Были жертвы. Об их числе не сообщалось. И были ответные репрессии. Это я уже видел своими глазами, когда, оклемавшись в больнице, на Колином «Опеле» выбирался домой из этих мест. Мы миновали много хуторов по дороге, и ни один из них не был обитаем. В отместку за диверсию власти тут же, без всякого разбирательства, начали выселять в Сибирь всех, кто под руку попадался. Подряд. Хутор за хутором. Дав два часа на сборы. И растерянные крестьяне с остекленевшими от страха глазами грузили в военные машины свой жалкий скарб, который было позволено взять с собой, а поверх узлов усаживали хнычущих детей и трясущихся, бормочущих молитвы стариков.
Мы ехали мимо пустых крестьянских усадеб. С распахнутыми настежь дверьми и окнами, хлопавшими, как выстрелы, на ветру. На крышах изгибали спины осиротевшие кошки, во дворах скулили некормленые, дичающие псы. Из своих темных гнезд, похожих на распластанные меховые шапки, недоуменно водили красными клювами тонконогие белые аисты — по народному поверью почитаемые охранителями дома от зла, но на сей раз не сумевшие никого уберечь.
Нам довелось обогнать колонну грузовиков, в открытых кузовах которых тряслись на своих узлах крестьянские семьи, и в каждом кузове на заднем борту сидели с автоматами на коленях солдаты в белых овчинных полушубках — зимней форме войск НКВД.
Этих людей везли до железнодорожной станции. Там грузили в товарные вагоны, запирали и под усиленным конвоем белых полушубков угоняли под грохот колес, заглушавший плач и стоны, на восток, через всю Россию, в снежную, морозную Сибирь.

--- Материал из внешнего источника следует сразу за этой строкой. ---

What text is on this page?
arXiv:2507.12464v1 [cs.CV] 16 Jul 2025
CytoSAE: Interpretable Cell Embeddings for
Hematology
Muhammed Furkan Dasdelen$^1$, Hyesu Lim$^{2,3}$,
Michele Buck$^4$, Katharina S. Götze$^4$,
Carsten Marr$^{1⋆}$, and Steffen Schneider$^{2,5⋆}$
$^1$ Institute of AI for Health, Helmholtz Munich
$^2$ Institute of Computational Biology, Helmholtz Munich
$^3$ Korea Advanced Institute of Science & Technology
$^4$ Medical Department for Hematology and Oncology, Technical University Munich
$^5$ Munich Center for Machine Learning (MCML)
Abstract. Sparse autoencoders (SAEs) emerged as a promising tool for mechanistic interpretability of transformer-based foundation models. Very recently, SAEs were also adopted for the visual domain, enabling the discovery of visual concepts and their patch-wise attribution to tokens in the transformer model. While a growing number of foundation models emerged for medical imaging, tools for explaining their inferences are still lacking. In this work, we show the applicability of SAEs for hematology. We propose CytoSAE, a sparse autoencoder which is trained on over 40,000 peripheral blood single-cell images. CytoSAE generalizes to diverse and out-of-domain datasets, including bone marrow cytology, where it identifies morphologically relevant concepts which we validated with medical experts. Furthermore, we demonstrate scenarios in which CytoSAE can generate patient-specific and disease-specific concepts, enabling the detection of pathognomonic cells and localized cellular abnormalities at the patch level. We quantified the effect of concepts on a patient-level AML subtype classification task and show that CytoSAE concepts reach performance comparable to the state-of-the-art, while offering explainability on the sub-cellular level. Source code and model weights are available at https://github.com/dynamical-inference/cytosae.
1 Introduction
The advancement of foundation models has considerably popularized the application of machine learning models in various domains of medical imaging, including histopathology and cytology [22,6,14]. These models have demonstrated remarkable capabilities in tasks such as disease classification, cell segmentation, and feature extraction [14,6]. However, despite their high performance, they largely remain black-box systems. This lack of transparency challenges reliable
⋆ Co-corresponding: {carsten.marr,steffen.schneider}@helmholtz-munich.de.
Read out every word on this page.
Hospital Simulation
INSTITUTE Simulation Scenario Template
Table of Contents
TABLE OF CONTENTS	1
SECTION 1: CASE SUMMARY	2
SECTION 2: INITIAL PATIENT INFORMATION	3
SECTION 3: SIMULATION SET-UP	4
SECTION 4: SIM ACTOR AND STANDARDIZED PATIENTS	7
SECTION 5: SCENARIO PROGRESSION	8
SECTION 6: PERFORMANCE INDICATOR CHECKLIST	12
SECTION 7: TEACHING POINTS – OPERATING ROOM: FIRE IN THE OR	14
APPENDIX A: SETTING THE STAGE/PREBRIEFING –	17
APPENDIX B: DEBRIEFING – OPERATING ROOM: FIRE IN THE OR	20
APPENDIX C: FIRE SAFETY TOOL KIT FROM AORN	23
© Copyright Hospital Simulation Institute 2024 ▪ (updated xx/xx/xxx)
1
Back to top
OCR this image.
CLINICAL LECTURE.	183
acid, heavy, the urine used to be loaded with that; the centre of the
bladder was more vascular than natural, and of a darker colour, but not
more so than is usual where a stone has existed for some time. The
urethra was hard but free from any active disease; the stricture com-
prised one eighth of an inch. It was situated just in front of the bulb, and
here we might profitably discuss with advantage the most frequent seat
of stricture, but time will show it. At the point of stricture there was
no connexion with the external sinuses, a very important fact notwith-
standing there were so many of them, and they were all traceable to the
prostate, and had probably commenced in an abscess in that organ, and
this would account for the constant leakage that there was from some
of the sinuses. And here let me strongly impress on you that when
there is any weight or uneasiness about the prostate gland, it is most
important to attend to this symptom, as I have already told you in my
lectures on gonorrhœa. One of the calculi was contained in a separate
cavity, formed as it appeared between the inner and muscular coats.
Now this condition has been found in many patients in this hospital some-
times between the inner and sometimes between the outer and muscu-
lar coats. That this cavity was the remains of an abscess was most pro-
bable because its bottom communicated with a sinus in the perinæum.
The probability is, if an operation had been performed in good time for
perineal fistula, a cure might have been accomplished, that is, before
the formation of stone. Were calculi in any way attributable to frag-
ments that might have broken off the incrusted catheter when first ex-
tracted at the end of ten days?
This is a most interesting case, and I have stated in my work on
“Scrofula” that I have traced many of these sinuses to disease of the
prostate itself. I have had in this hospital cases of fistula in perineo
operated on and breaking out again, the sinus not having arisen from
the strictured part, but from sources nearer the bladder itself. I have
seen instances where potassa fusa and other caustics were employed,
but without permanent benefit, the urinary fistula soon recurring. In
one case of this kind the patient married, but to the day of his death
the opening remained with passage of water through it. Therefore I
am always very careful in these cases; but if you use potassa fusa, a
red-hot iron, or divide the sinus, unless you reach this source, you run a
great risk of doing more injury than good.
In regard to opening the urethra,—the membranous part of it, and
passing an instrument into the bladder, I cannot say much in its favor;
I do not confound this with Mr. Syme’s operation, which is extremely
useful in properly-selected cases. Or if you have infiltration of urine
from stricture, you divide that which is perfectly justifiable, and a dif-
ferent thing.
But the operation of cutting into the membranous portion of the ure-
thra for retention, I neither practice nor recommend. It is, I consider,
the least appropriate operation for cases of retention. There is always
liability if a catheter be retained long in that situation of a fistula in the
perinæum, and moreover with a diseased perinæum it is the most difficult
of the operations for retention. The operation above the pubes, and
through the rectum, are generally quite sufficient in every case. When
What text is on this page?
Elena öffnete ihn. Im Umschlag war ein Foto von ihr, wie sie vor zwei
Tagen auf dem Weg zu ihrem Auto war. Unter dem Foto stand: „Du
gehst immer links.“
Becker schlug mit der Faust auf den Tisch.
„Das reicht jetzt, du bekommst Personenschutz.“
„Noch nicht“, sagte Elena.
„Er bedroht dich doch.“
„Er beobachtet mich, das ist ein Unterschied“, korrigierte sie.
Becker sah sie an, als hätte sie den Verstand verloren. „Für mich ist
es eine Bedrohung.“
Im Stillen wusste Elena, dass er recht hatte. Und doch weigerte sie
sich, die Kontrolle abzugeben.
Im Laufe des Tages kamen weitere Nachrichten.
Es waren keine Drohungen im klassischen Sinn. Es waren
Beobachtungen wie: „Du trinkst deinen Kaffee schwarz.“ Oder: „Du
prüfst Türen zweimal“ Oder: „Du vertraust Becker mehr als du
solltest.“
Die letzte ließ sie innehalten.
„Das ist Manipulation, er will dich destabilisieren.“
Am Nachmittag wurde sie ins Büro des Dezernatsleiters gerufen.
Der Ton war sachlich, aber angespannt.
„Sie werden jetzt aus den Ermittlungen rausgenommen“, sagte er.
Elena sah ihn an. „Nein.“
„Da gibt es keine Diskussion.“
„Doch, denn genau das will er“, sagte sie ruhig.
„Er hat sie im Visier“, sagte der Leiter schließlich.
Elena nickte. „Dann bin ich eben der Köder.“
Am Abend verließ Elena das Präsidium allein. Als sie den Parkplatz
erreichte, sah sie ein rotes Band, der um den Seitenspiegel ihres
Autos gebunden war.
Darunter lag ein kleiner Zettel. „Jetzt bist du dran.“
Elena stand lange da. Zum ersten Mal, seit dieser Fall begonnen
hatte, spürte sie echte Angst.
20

— Дорого уплатили, суки, за поджог, — шептал Глушенков, объезжая по обочине грузовики. — Скоро их в Сибири станет больше, чем в Литве. Допляшутся! Как думаете, Олег, надолго их хватит?
Я не отвечал. Мне было муторно. То ли еще сказывались последствия угарного отравления, то ли от вида этих людей, безо всякой вины, а просто по изуверскому закону коллективной ответственности лишенных свободы, своего угла и гонимых на чужбину, откуда редко кому удавалось выбраться назад.